Most pet owners think they know what’s best for their pets, especially when it comes to nutrition, but they’re not always right. That can lead to nutritional deficiencies and health problems for their pets, says Prof. Deep Khosa, Population Medicine.
She and master’s student May Kamleh are surveying prospective and first-year veterinary students at the Ontario Veterinary College (OVC) to find out their perceptions and misconceptions about pet nutrition. The researchers plan to survey students when they enter vet school and when they graduate to investigate if pet nutrition perceptions change after four years of veterinary medical training.
In her vet practice, says Khosa, “I saw clients had their own preconceived notions of what nutrition for dogs and cats should be.”
Before she started her own veterinary studies, she says she didn’t know much about pet nutrition and learned what to feed her family’s dog from her parents. “Now that I deal with veterinary education of students, I’m very interested in what they know and where they get their information from. It could influence what they say to clients after they graduate.”
Finding out where vet students get their pet food knowledge and how they use it will help shape the nutrition curriculum at OVC so that it best prepares them to work with their clients and communicate with the public. Vet students in OVC learn about nutrition through lectures and clinical experience.
Kamleh is conducting focus groups with first-year veterinary students who have already received some nutrition education and will compare their knowledge to prospective vet students in the Future Vets Club, a student group at U of G.
“I think it will be interesting to compare the preconceptions of students who have not yet made it to vet school and have not gotten that formal nutrition education to those who have,” she says.
Many of the students she interviewed grew up with pets and gained much of their nutritional knowledge from their parents. One student said he changed the way he feeds his dog based on what he learned at vet school. “There is some early indication that formal nutrition education may play a role in how they treat their own pets and how they’ll pass on that information to clients,” says Kamleh.
Pet owners often receive nutrition information from a variety of sources that may not always be reliable or scientifically proven, says Khosa, adding that the Internet is the most popular source of health information people use for themselves and possibly also for their pets.
“Our hope as educators here is that their perceptions change and their practices change to model and fit what we teach them, but the question is, do they?” she says. “Ultimately we don’t know what they’re going to end up saying to their clients.”
One common misconception she has seen among puppy owners is that homemade food is good for their pets, but these types of diets are not complete and balanced. Commercial pet food goes through rigorous testing to ensure that it meets an animal’s dietary requirements. Without adequate nutrition, she says, puppies can develop various problems, such as bone growth abnormalities in larger breeds.

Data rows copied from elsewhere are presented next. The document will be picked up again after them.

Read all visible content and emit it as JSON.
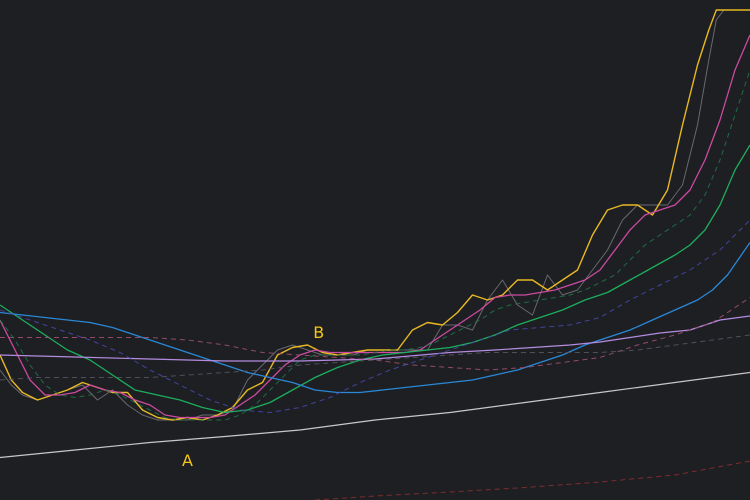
{
  "chart_data": {
    "type": "line",
    "title": "",
    "xlabel": "",
    "ylabel": "",
    "grid": false,
    "legend": "none",
    "xlim": [
      0,
      100
    ],
    "ylim": [
      0,
      100
    ],
    "background": "#1e1f23",
    "annotations": [
      {
        "label": "A",
        "x": 25,
        "y": 8,
        "color": "#f5c518"
      },
      {
        "label": "B",
        "x": 42.5,
        "y": 33.6,
        "color": "#f5c518"
      }
    ],
    "series": [
      {
        "color": "#7a7a82",
        "style": "solid",
        "width": 1,
        "opacity": 0.8,
        "x": [
          0,
          1.5,
          3,
          5,
          7,
          9,
          11,
          13,
          15,
          17,
          19,
          21,
          23,
          25,
          27,
          29,
          31,
          33,
          35,
          37,
          39,
          41,
          43,
          45,
          47,
          49,
          51,
          53,
          55,
          57,
          59,
          61,
          63,
          65,
          67,
          69,
          71,
          73,
          75,
          77,
          79,
          81,
          83,
          85,
          87,
          89,
          91,
          93,
          94.5,
          95.5,
          96.5,
          98,
          100
        ],
        "y": [
          26,
          23,
          21,
          20,
          21,
          22,
          23,
          20,
          22,
          19,
          17,
          16,
          16,
          16,
          17,
          17,
          18,
          24,
          27,
          30,
          31,
          30,
          29,
          29,
          29,
          30,
          30,
          30,
          30,
          30,
          35,
          35,
          34,
          40,
          44,
          39,
          37,
          45,
          41,
          42,
          46,
          50,
          56,
          59,
          59,
          59,
          63,
          75,
          88,
          96,
          98,
          98,
          98
        ]
      },
      {
        "color": "#e8b923",
        "style": "solid",
        "width": 1.4,
        "opacity": 1,
        "x": [
          0,
          1.5,
          3,
          5,
          7,
          9,
          11,
          13,
          15,
          17,
          19,
          21,
          23,
          25,
          27,
          29,
          31,
          33,
          35,
          37,
          39,
          41,
          43,
          45,
          47,
          49,
          51,
          53,
          55,
          57,
          59,
          61,
          63,
          65,
          67,
          69,
          71,
          73,
          75,
          77,
          79,
          81,
          83,
          85,
          87,
          89,
          91,
          93,
          94.5,
          95.5,
          96.5,
          98,
          100
        ],
        "y": [
          29,
          24,
          21.5,
          20,
          21,
          22,
          23.5,
          22.5,
          21.5,
          21.5,
          18,
          16.5,
          16,
          16.5,
          16,
          17,
          18.5,
          22,
          23.5,
          29,
          30.5,
          31,
          29.5,
          29,
          29.5,
          30,
          30,
          30,
          34,
          35.5,
          35,
          37.5,
          41,
          40,
          41,
          44,
          44,
          42,
          44,
          46,
          53,
          58,
          59,
          59,
          57,
          62,
          75,
          87,
          94,
          98,
          98,
          98,
          98
        ]
      },
      {
        "color": "#cc4aa1",
        "style": "solid",
        "width": 1.3,
        "opacity": 1,
        "x": [
          0,
          2,
          4,
          6,
          8,
          10,
          12,
          14,
          16,
          18,
          20,
          22,
          24,
          26,
          28,
          30,
          32,
          34,
          36,
          38,
          40,
          42,
          44,
          46,
          48,
          50,
          52,
          54,
          56,
          58,
          60,
          62,
          64,
          66,
          68,
          70,
          72,
          74,
          76,
          78,
          80,
          82,
          84,
          86,
          88,
          90,
          92,
          94,
          96,
          98,
          100
        ],
        "y": [
          36,
          30,
          24,
          21,
          21,
          21.5,
          23,
          22,
          21.5,
          20,
          19,
          17,
          16.5,
          16.5,
          16.5,
          17,
          19,
          21,
          24,
          27,
          29,
          30,
          29.5,
          29.5,
          29.5,
          29.5,
          29.5,
          29.5,
          30,
          32,
          34,
          36,
          38,
          40.5,
          41,
          41,
          41.5,
          42,
          43,
          44,
          46,
          50,
          54,
          57,
          58,
          59,
          62,
          68,
          76,
          86,
          93
        ]
      },
      {
        "color": "#1cae5c",
        "style": "solid",
        "width": 1.3,
        "opacity": 1,
        "x": [
          0,
          3,
          6,
          9,
          12,
          15,
          18,
          21,
          24,
          27,
          30,
          33,
          36,
          39,
          42,
          45,
          48,
          51,
          54,
          57,
          60,
          63,
          66,
          69,
          72,
          75,
          78,
          81,
          84,
          87,
          90,
          92,
          94,
          96,
          98,
          100
        ],
        "y": [
          39,
          36,
          33,
          30,
          28,
          25,
          22,
          21,
          20,
          18.5,
          17.5,
          18,
          19.5,
          22,
          24.5,
          26.5,
          28,
          29,
          29.5,
          30,
          30.5,
          31.5,
          33,
          35,
          36.5,
          38,
          40,
          41.5,
          44,
          46.5,
          49,
          51,
          54,
          59,
          66,
          71
        ]
      },
      {
        "color": "#2a87d6",
        "style": "solid",
        "width": 1.3,
        "opacity": 1,
        "x": [
          0,
          3,
          6,
          9,
          12,
          15,
          18,
          21,
          24,
          27,
          30,
          33,
          36,
          39,
          42,
          45,
          48,
          51,
          54,
          57,
          60,
          63,
          66,
          69,
          72,
          75,
          78,
          81,
          84,
          87,
          90,
          93,
          95,
          97,
          100
        ],
        "y": [
          37.5,
          37,
          36.5,
          36,
          35.5,
          34.5,
          33,
          31.5,
          30,
          28.5,
          27,
          25.5,
          24.5,
          23.5,
          22,
          21.5,
          21.5,
          22,
          22.5,
          23,
          23.5,
          24,
          25,
          26,
          27.5,
          29,
          31,
          32.5,
          34,
          36,
          38,
          40,
          42,
          45,
          51.5
        ]
      },
      {
        "color": "#b48ce0",
        "style": "solid",
        "width": 1.2,
        "opacity": 1,
        "x": [
          0,
          10,
          20,
          30,
          40,
          50,
          60,
          66,
          72,
          76,
          80,
          84,
          88,
          92,
          96,
          100
        ],
        "y": [
          29,
          28.6,
          28.2,
          27.8,
          27.8,
          28.2,
          29.5,
          30,
          30.6,
          31,
          31.6,
          32.5,
          33.4,
          34,
          36,
          36.8
        ]
      },
      {
        "color": "#c8c8cc",
        "style": "solid",
        "width": 1.2,
        "opacity": 1,
        "x": [
          0,
          10,
          20,
          30,
          40,
          50,
          60,
          70,
          80,
          90,
          100
        ],
        "y": [
          8.5,
          10,
          11.5,
          12.7,
          14,
          16,
          17.5,
          19.5,
          21.5,
          23.5,
          25.5
        ]
      },
      {
        "color": "#a05070",
        "style": "dashed",
        "width": 1,
        "opacity": 0.9,
        "x": [
          0,
          5,
          10,
          15,
          20,
          25,
          30,
          35,
          40,
          45,
          50,
          55,
          60,
          65,
          70,
          75,
          80,
          85,
          90,
          95,
          100
        ],
        "y": [
          32.5,
          32.5,
          32.5,
          32.5,
          32.5,
          32,
          31,
          29.5,
          29,
          28.5,
          28,
          27,
          26.5,
          26,
          26.5,
          27.5,
          28.5,
          31,
          33,
          35.5,
          40.5
        ]
      },
      {
        "color": "#4a4ab5",
        "style": "dashed",
        "width": 1,
        "opacity": 0.85,
        "x": [
          0,
          4,
          8,
          12,
          16,
          20,
          24,
          28,
          32,
          36,
          40,
          44,
          48,
          52,
          56,
          60,
          64,
          68,
          72,
          76,
          80,
          84,
          88,
          92,
          96,
          100
        ],
        "y": [
          38,
          36,
          34,
          32,
          29.5,
          26,
          23,
          20,
          18,
          17.5,
          18.5,
          20.5,
          23.5,
          26,
          28,
          30,
          32,
          34,
          34.5,
          35,
          36.5,
          40,
          43,
          46,
          50,
          56
        ]
      },
      {
        "color": "#1e7a48",
        "style": "dashed",
        "width": 1,
        "opacity": 0.85,
        "x": [
          0,
          2,
          4,
          6,
          8,
          10,
          12,
          14,
          16,
          18,
          20,
          22,
          24,
          26,
          28,
          30,
          32,
          34,
          36,
          38,
          40,
          42,
          44,
          46,
          48,
          50,
          52,
          54,
          56,
          58,
          60,
          62,
          64,
          66,
          68,
          70,
          72,
          74,
          76,
          78,
          80,
          82,
          84,
          86,
          88,
          90,
          92,
          94,
          96,
          98,
          100
        ],
        "y": [
          36,
          32,
          27,
          23,
          21,
          20.5,
          21,
          22,
          21,
          19.5,
          18,
          16.5,
          16,
          16,
          16,
          16,
          17,
          19,
          22,
          25,
          28,
          29,
          29,
          29,
          29,
          29.5,
          30,
          30,
          30.5,
          31.5,
          33,
          34.5,
          36,
          38,
          39,
          39.5,
          40,
          40.5,
          41,
          42,
          43.5,
          45,
          48,
          51,
          53,
          55,
          57,
          61,
          68,
          77,
          86
        ]
      },
      {
        "color": "#555561",
        "style": "dashed",
        "width": 1,
        "opacity": 0.9,
        "x": [
          0,
          5,
          10,
          15,
          20,
          25,
          30,
          35,
          40,
          45,
          50,
          55,
          60,
          65,
          70,
          75,
          80,
          85,
          90,
          95,
          100
        ],
        "y": [
          24,
          24.5,
          24.5,
          24.5,
          24.5,
          25,
          25.5,
          26,
          27,
          27.5,
          28,
          28.5,
          29,
          29.5,
          29.5,
          29.5,
          29.5,
          30,
          31,
          32,
          33
        ]
      },
      {
        "color": "#8a2e2e",
        "style": "dashed",
        "width": 1,
        "opacity": 0.9,
        "x": [
          42,
          50,
          60,
          70,
          80,
          90,
          100
        ],
        "y": [
          0,
          0.8,
          1.6,
          2.5,
          3.6,
          5,
          7.8
        ]
      }
    ]
  }
}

Weight gain is another issue that can arise from overfeeding human and pet food to pets, resulting in obesity and other related health conditions, such as diabetes and joint problems.
A raw food diet for pets is also problematic because raw meat often contains bacteria such as salmonella and E. coli that can make people sick, especially young children, the elderly and those with compromised immune systems.
“Vet students have a duty once they graduate to pass on sound information to their clients,” says Kamleh.
Prof. Elizabeth Stone is a co-adviser on the project.